Before her, she saw a beautiful valley of lush pasturage around a wide river hemmed with flowering reeds. On the other bank of this river from the place where they left the wood there lay a house of a kind Marianne had never seen before, though she had seen enough photographs and engravings to identify portions of the house’s anatomy and give them their historical names. This house was a gigantic memory of rotten stone, a compilation of innumerable forgotten styles now given some green unity by the devouring web of creeper, fur of moss and fungoid growth of rot. Wholly abandoned to decay, baroque stonework of the late Jacobean period, Gothic turrets murmurous with birds and pathetic elegance of Palladian pillared façades weathered indiscriminately together towards irreducible rubble. The forest perched upon the tumbled roofs in the shapes of yellow and purple weeds rooted in the gapped tiles, besides a few small trees and bushes. The windows gaped or sprouted internal foliage, as if the forest were as well already camped inside, there gathering strength for a green eruption which would one day burst the walls sky high back to nature. A horse or two grazed upon a terrace built in some kind of florid English Renaissance style. Upon the balustrade of this terrace were many pocked and armless statues in robes, or nude and garlanded. These looked like the petrified survivors of a malign
fête champêtre
ended long ago, in catastrophe.
Underneath the terrace was a brilliant clump of rose trees, once a formal garden. All the roses were blossoming on tall, thorny trees which knotted together and shook down petals. Everywhere she looked were men, women, children and horses. A few half-naked children sat on the banks of the river and fished. Mangy dogs scavenged in an enormous midden of bones and liquid dung which spread out from the side of the house like a huge stain. They picked their way down the sides of the valley. A boy was breaking in a colt beside a pile of sticks. When he saw the three figures on the other side of the river, he let out a great whoop. The colt bucked and he fell off.

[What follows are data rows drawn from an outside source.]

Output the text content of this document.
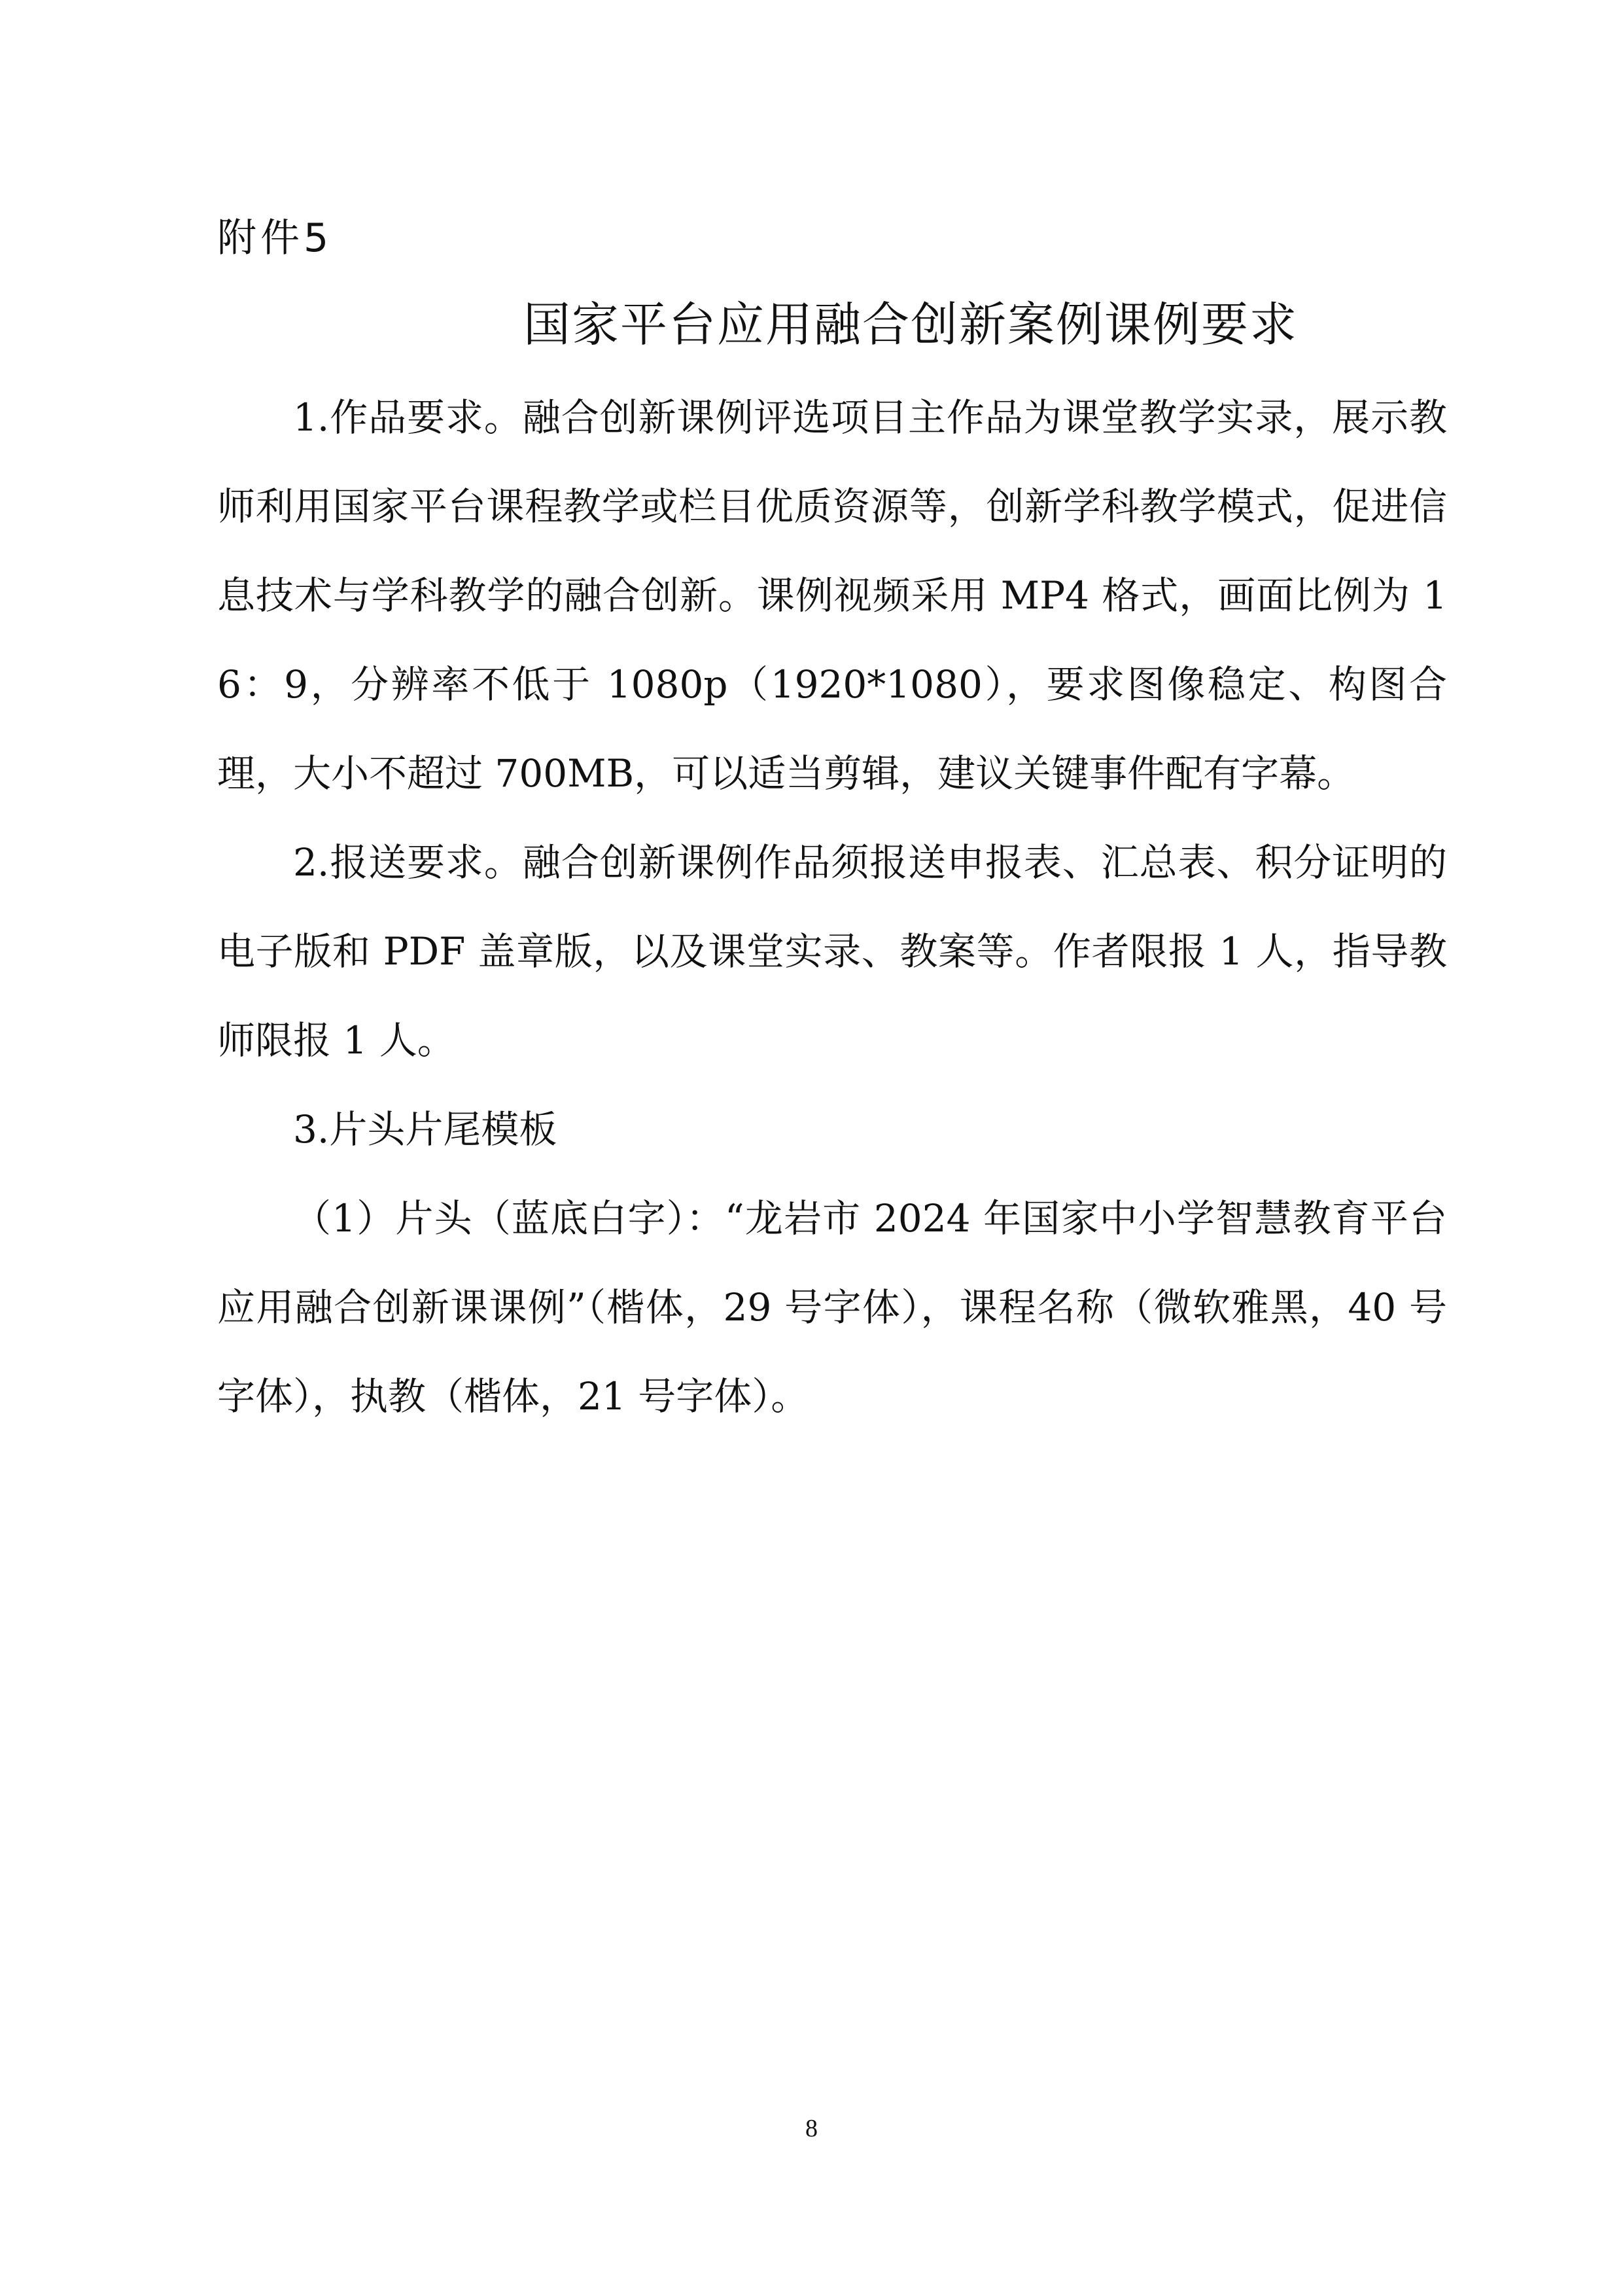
附件5
国家平台应用融合创新案例课例要求

1.作品要求。融合创新课例评选项目主作品为课堂教学实录，展示教师利用国家平台课程教学或栏目优质资源等，创新学科教学模式，促进信息技术与学科教学的融合创新。课例视频采用 MP4 格式，画面比例为 16：9，分辨率不低于 1080p（1920*1080），要求图像稳定、构图合理，大小不超过 700MB，可以适当剪辑，建议关键事件配有字幕。

2.报送要求。融合创新课例作品须报送申报表、汇总表、积分证明的电子版和 PDF 盖章版，以及课堂实录、教案等。作者限报 1 人，指导教师限报 1 人。

3.片头片尾模板

（1）片头（蓝底白字）：“龙岩市 2024 年国家中小学智慧教育平台应用融合创新课课例”（楷体，29 号字体），课程名称（微软雅黑，40 号字体），执教（楷体，21 号字体）。

8
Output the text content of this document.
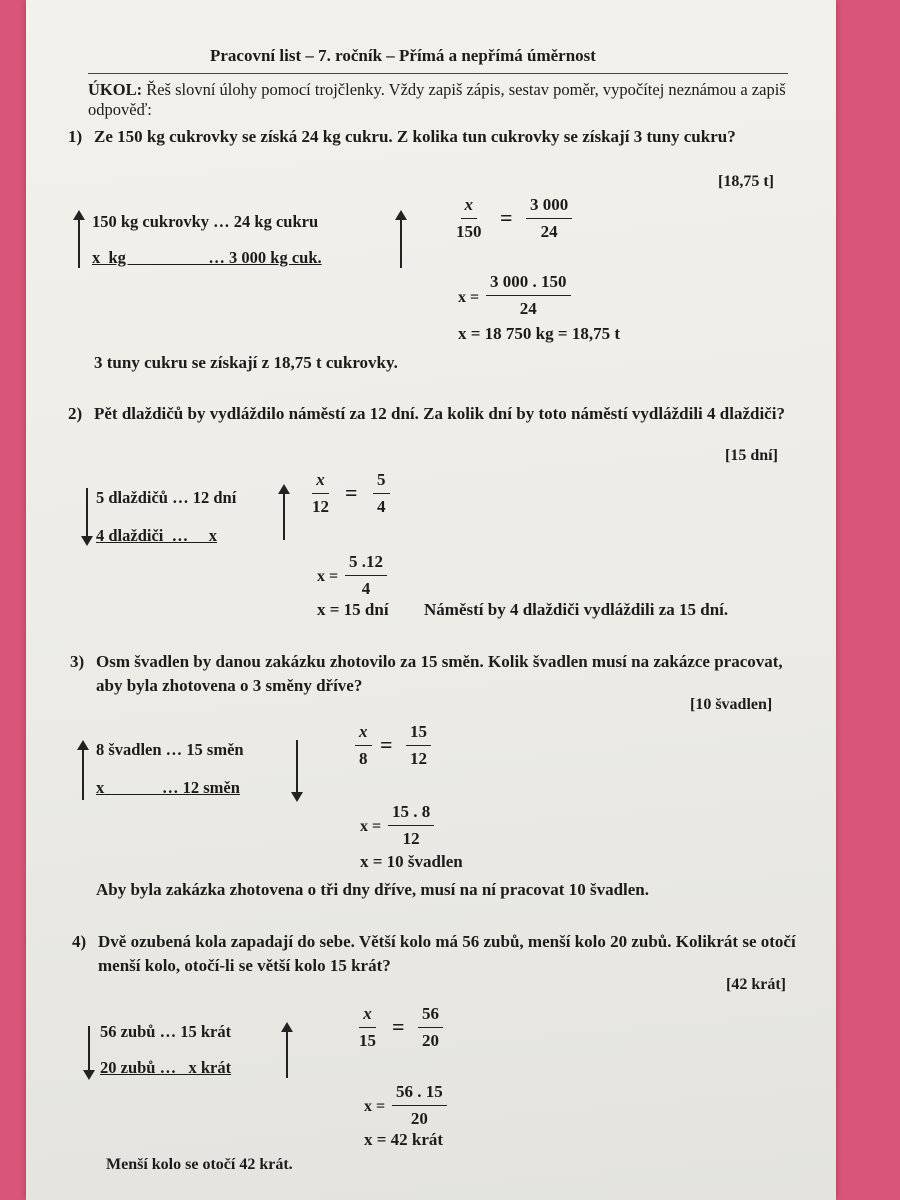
Pracovní list – 7. ročník – Přímá a nepřímá úměrnost
ÚKOL: Řeš slovní úlohy pomocí trojčlenky. Vždy zapiš zápis, sestav poměr, vypočítej neznámou a zapiš odpověď:
1) Ze 150 kg cukrovky se získá 24 kg cukru. Z kolika tun cukrovky se získají 3 tuny cukru?
[18,75 t]
150 kg cukrovky … 24 kg cukru
x  kg                    … 3 000 kg cuk.
$\frac{x}{150} = \frac{3 000}{24}$
$x = \frac{3 000 . 150}{24}$
x = 18 750 kg = 18,75 t
3 tuny cukru se získají z 18,75 t cukrovky.
2) Pět dlaždičů by vydláždilo náměstí za 12 dní. Za kolik dní by toto náměstí vydláždili 4 dlaždiči?
[15 dní]
5 dlaždičů … 12 dní
4 dlaždiči  …     x
$\frac{x}{12} = \frac{5}{4}$
$x = \frac{5 .12}{4}$
x = 15 dní Náměstí by 4 dlaždiči vydláždili za 15 dní.
3) Osm švadlen by danou zakázku zhotovilo za 15 směn. Kolik švadlen musí na zakázce pracovat, aby byla zhotovena o 3 směny dříve?
[10 švadlen]
8 švadlen … 15 směn
x              … 12 směn
$\frac{x}{8} = \frac{15}{12}$
$x = \frac{15 . 8}{12}$
x = 10 švadlen
Aby byla zakázka zhotovena o tři dny dříve, musí na ní pracovat 10 švadlen.
4) Dvě ozubená kola zapadají do sebe. Větší kolo má 56 zubů, menší kolo 20 zubů. Kolikrát se otočí menší kolo, otočí-li se větší kolo 15 krát?
[42 krát]
56 zubů … 15 krát
20 zubů …   x krát
$\frac{x}{15} = \frac{56}{20}$
$x = \frac{56 . 15}{20}$
x = 42 krát
Menší kolo se otočí 42 krát.
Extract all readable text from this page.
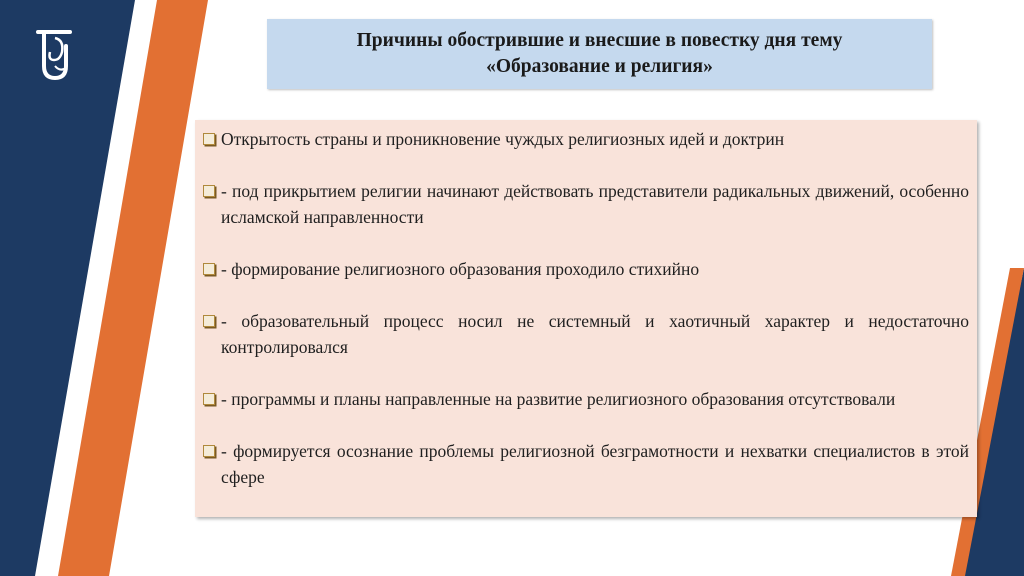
Причины обострившие и внесшие в повестку дня тему
«Образование и религия»
Открытость страны и проникновение чуждых религиозных идей и доктрин
- под прикрытием религии начинают действовать представители радикальных движений, особенно исламской направленности
- формирование религиозного образования проходило стихийно
- образовательный процесс носил не системный и хаотичный характер и недостаточно контролировался
- программы и планы направленные на развитие религиозного образования отсутствовали
- формируется осознание проблемы религиозной безграмотности и нехватки специалистов в этой сфере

‘That’s my brother,’ said Jewel. ‘That’s the youngest. That’s the prettiest, he’s precious.’
A dam in his heart must have broken with relief and joy for she saw he was crying. The boy plunged through the waters, coming to meet him. The children dropped their fishing rods and some ran into the house to fetch their parents but others threw themselves into the water to cross the river straight away. It seemed the whole camp was coming to meet Jewel, leaving every task, running as fast as their feet could carry them but the youngest brother arrived first and embraced the eldest, kissing his mouth, cheek, and eyes.